So, What’s Next…#PhDChat
I feel like I am on the precipice of a life altering event…I am considering leaving the lab bench for good. Yet, I am staring out at that precipice from inside the cozy confines of the lab. Every time I think about getting closer to the edge, aka a decision, I end up burying myself deeper into this warm and familiar space.
This fear of leaving the lab is understandable. After seven years as a graduate student, five years as a postdoc and one year as a Research Associate, it’s really the only job I have known during my adult life. There is a rhythm to working in the lab and its one that suits me and that I enjoy. Plus, my current situation is one that is hard to beat. I have been given the independence to take my project where I want, and achieve the type of work-life balance that I fiercely protect. Yet with all of this, if we dig a bit deeper, I am not completely happy with what I am doing. Part of it stems from my current project, which is finally concluding after six frustrating years; however, as I pass the time on my morning train commute into Toronto from the ‘burbs, I wonder whether getting a new project or a new situation, would really help with this underlying unhappiness.
There is a lack of job security that permeates research labs these days, which worries me. Grant funding is scarce, so it’s not unusual to hear of amazingly talented staff being let go. In my own situation, I am one of three full-time lab members, with the other two having worked 20+ years in the lab. If the funding situation for the lab were to change, I don’t like my odds of being the one who gets to stay. I could try to find a new position, but if you have done a job search for Research Associate lately, you will know that most of the postings are actually Postdoc positions with deceiving titles.
So, if I am not completely happy and the lack of job security concerns me, why do I get uncomfortable when the brand-new PhD graduate in the lab tries to get me to network with the outside world. Truthfully, I still can’t imagine myself working anywhere else. The office 9-5 job has never appealed to me and I am not sure I could handle the structure. Part of that rhythm to the lab that I enjoy is setting my own work priorities, working on different things every day and the chance for discovery. I find that the lab provides everything in moderation. I usually have a writing project on the go, but I don’t work on it all day, every day. I have several different projects, all at different stages, so I get a little bit of planning, experimentation, and analysis on a weekly basis. I don’t see what other type of job is going to provide that type of variety or stimulation (spend my days keeping bias out of my work, and then firmly dump it all on my career musings).
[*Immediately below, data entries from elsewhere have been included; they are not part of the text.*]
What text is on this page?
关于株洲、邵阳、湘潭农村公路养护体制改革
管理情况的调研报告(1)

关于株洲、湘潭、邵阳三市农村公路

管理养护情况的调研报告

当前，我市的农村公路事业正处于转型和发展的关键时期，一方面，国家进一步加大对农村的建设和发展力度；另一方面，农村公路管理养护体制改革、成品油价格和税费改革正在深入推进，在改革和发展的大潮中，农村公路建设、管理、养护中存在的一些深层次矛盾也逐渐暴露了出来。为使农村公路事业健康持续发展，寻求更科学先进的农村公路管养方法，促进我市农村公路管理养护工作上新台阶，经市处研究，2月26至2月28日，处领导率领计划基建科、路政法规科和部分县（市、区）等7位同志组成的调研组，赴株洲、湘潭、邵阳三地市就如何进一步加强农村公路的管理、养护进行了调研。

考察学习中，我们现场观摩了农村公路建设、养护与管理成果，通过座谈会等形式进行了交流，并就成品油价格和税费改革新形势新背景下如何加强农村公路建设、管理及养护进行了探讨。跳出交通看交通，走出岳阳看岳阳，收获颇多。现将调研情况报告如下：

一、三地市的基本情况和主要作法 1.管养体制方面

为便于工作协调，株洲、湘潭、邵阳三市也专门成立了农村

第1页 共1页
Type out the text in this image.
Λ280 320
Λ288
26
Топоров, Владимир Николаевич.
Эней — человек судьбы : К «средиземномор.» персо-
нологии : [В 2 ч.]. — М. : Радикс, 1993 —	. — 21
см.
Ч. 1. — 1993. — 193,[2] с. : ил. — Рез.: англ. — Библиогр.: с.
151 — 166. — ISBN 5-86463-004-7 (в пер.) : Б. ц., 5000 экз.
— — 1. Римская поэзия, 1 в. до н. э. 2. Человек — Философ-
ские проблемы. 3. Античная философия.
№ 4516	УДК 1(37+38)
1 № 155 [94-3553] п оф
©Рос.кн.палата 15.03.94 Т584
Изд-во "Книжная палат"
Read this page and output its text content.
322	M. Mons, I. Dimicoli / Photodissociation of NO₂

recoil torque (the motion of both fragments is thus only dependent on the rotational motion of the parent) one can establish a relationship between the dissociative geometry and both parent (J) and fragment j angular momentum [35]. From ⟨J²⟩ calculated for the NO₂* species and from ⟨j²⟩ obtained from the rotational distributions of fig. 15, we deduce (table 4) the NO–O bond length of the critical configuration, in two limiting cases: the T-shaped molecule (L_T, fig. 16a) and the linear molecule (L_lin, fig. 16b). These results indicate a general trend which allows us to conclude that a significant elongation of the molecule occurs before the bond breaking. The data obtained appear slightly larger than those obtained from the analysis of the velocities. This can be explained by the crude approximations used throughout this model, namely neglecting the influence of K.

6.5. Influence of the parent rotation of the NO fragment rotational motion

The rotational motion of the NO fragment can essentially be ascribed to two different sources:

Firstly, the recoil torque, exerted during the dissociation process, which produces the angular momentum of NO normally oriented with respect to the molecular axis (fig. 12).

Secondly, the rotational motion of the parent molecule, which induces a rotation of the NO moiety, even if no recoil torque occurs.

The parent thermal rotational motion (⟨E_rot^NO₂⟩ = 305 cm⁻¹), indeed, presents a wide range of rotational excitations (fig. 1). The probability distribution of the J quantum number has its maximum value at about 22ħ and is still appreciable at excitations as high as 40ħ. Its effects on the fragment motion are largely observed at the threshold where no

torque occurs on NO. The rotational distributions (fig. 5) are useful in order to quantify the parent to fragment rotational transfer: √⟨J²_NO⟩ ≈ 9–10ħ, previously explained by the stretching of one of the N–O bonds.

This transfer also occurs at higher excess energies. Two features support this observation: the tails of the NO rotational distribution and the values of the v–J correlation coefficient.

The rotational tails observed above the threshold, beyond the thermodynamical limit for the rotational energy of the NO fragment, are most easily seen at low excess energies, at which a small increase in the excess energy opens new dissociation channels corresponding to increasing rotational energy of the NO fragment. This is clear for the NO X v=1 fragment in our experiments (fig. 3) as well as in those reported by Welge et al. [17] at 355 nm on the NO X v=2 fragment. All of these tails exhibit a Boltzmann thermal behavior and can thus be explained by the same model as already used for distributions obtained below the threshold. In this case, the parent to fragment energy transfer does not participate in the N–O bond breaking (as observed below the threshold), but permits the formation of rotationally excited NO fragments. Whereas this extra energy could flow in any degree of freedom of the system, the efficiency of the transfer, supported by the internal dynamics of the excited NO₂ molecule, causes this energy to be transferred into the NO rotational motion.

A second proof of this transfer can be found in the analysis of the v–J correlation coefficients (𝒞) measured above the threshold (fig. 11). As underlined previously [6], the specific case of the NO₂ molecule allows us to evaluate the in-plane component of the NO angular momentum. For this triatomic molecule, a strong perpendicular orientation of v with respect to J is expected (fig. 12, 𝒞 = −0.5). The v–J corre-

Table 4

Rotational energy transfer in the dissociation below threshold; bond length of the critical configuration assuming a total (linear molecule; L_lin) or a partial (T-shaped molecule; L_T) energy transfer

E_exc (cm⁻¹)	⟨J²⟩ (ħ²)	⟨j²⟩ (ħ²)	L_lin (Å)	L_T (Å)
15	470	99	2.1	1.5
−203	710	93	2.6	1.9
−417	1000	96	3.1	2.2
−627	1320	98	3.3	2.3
It is now the summer of 2017, exactly one year since I first began contemplating leaving the lab bench for good. As the train zips by Lake Ontario, I stare out and remark to myself (not aloud…can’t violate the Quiet Zone rules of the train), how little progress I have made in coming to this decision. I have epically failed the new PhD graduates mandate to me to do informational interviews every month in 2017 (almost seven months in and I have done zero), and my work happiness level remains unchanged. Do I bet on the science world being a place to enjoy a stable career? Do I leave my pipettes behind and search out greener pastures where I keep my vast knowledge on rodent breeding to myself?
The skyscrapers of the city are now visible out my window, today will not be the day for my career epiphany. All I can hope is that this back and forth in my brain will soon translate into a solid decision for my future.
Jenn obtained her PhD in Cardiovascular Physiology at York University and is currently a Research Associate at the Lunenfeld-Tanenbaum Research Institute at Mount Sinai Hospital in Toronto, Canada. Though her academic studies have all taken place within Toronto, or less than an hour outside of it, she has a passion for travel that is routinely at odds with her lab work and salary. Luckily her Lab puppies Harley & Quinn are always there at the end of a long day to remind her that the best part of not travelling is getting to spend hours rubbing their tummies or playing fetch!